Raising a family is a difficult job at the best of times, but it can be particularly challenging in periods of economic doubt and uncertainty.
There are a number of ways Canadian families can use existing credits, benefits and programs to help them buy their first home, lower the amount of tax they pay each year and put more money in their pockets to help them raise their families.
New in the 2012 tax year was the Family Caregiver Tax Credit, elimination of expense limits that can be claimed by caregivers for caring for infirmed dependant relatives, enhancements to the Registered Disability Savings Plan (RDSP), and greater personal tax exemptions for Canadians and their families travelling to and from the United States and other foreign destinations.
Effective January 1, 2012, the Family Caregiver Tax Credit, a 15-per-cent non-refundable credit on an amount of $2,000, provided tax relief for caregivers of infirm dependent relatives including, for the first time, spouses, common-law partners and minor children.
The government has also removed the $10,000 limit that caregivers can claim for incurring extraordinary medical and disability-related expenses for caring for an aging parent, sibling or other financially-dependent relative.

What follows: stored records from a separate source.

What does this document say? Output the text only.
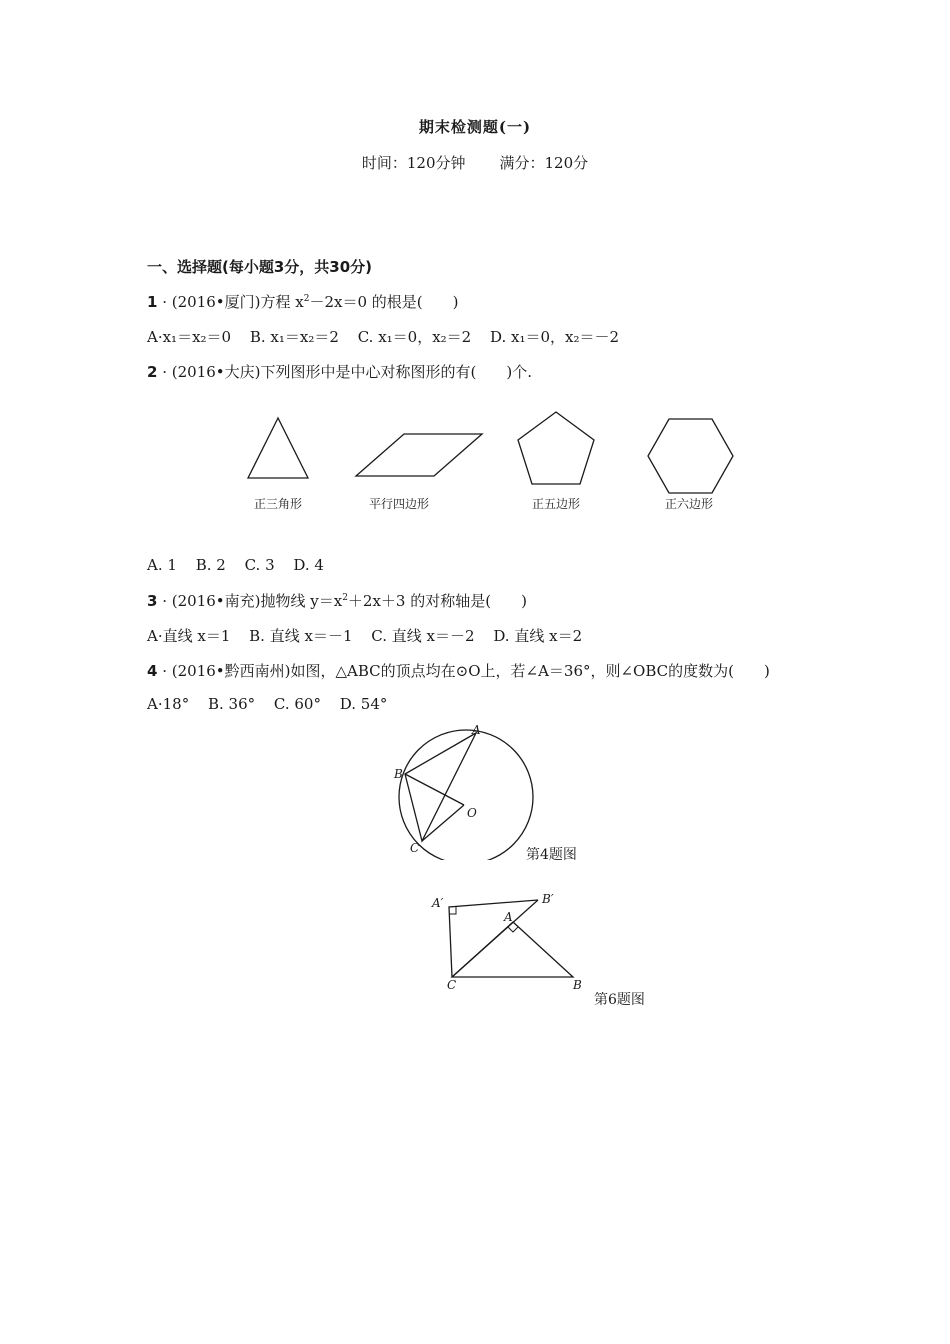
期末检测题(一)
时间：120分钟 满分：120分
一、选择题(每小题3分，共30分)
1 · (2016•厦门)方程 $x^2-2x=0$ 的根是(　　)
A·x₁＝x₂＝0 B. x₁＝x₂＝2 C. x₁＝0，x₂＝2 D. x₁＝0，x₂＝－2
2 · (2016•大庆)下列图形中是中心对称图形的有(　　)个.
正三角形	平行四边形	正五边形	正六边形
A. 1 B. 2 C. 3 D. 4
3 · (2016•南充)抛物线 $y=x^2+2x+3$ 的对称轴是(　　)
A·直线 x＝1 B. 直线 x＝－1 C. 直线 x＝－2 D. 直线 x＝2
4 · (2016•黔西南州)如图，△ABC的顶点均在⊙O上，若∠A＝36°，则∠OBC的度数为(　　)
A·18° B. 36° C. 60° D. 54°
A
B
C
O
第4题图
A′	B′
A
B
C
第6题图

Canadians spend millions every year on medical expenses like prescription drugs and special medical equipment for their loved ones. These costs can quickly add up for a family caregiver. There currently is no limit on the amount of eligible expenses a taxpayer can claim for himself/herself, a spouse or common-law partner, or a dependent child younger than of 18. However, there was a limit of $10,000 for caregivers, which now has been eliminated.
As well, the 2012 federal budget made some enhancements to the Registered Disability Savings Plan (RDSP) and the personal tax exemption limits for Canadians and their families travelling to the United States and other foreign destinations.
The RDSP, which provides long-term financial security for children with severe disabilities, now includes greater flexibility for withdrawals from the plan and an expanded definition of who may hold an RDSP.
Effective June 1, 2012, the government also raised the value of goods that Canadian travellers can bring into the country tax free to $200 after 24 hours outside the country and $800 after a minimum of 48 hours. In addition, Canadians now can rent a vehicle in the United States and bring it over the border to Canada tax-free if they've been out of the country for more than 48 hours.
The Universal Child Care Benefit (UCCB) provides families with $100 per month ($1,200 a year) for each child younger than six. The UCCB allows parents to choose their preferred care option: spend the money on daycare, stay with a relative, or have a parent stay at home. The decision rests with the parents.
The Children's Fitness Tax Credit allows parents to claim a credit of up to $500 per child under 16 against the fees for sports and programs like ballet, hockey and soccer, while the Children's Art Credit allows parents to claim another $500 per child under 16 for artistic and cultural activities such as art and music lessons.
"These are some of my favourite family-friendly tax credits," said Cleo Hamel, senior tax analyst for H&R Block. "Not only are they straightforward and easy to claim, but they are also great examples of the tax code encouraging kids to be active athletically and artistically."
Buying a home is probably one of the largest investments that most Canadians ever make, and there are credits and plans available to help defray these costs.
The First-Time Home Buyers Tax Credit, for example, allows buyers to save up to $750 on qualifying homes. The credit also is available to existing homeowners who are eligible for the Disability Tax Credit who purchase a more accessible of functional home or for the benefit of a DTC-eligible person who is related to the home purchaser.
Saving for a down payment is often the most challenging aspect of buying a first home. Under the home buyers' plan, the government recently increased to $25,000 the maximum amount that Canadians can withdraw from their Registered Retirement Savings Plans for a down payment on their first home.
"Your home is your most important asset, and all Canadians should take advantage of credits that help put them in a home they will love," Hamel said.
Talbot Boggs is a Toronto-based business communications professional who has worked with national news organizations, magazines and corporations in the finance, retail, manufacturing and other industrial sectors.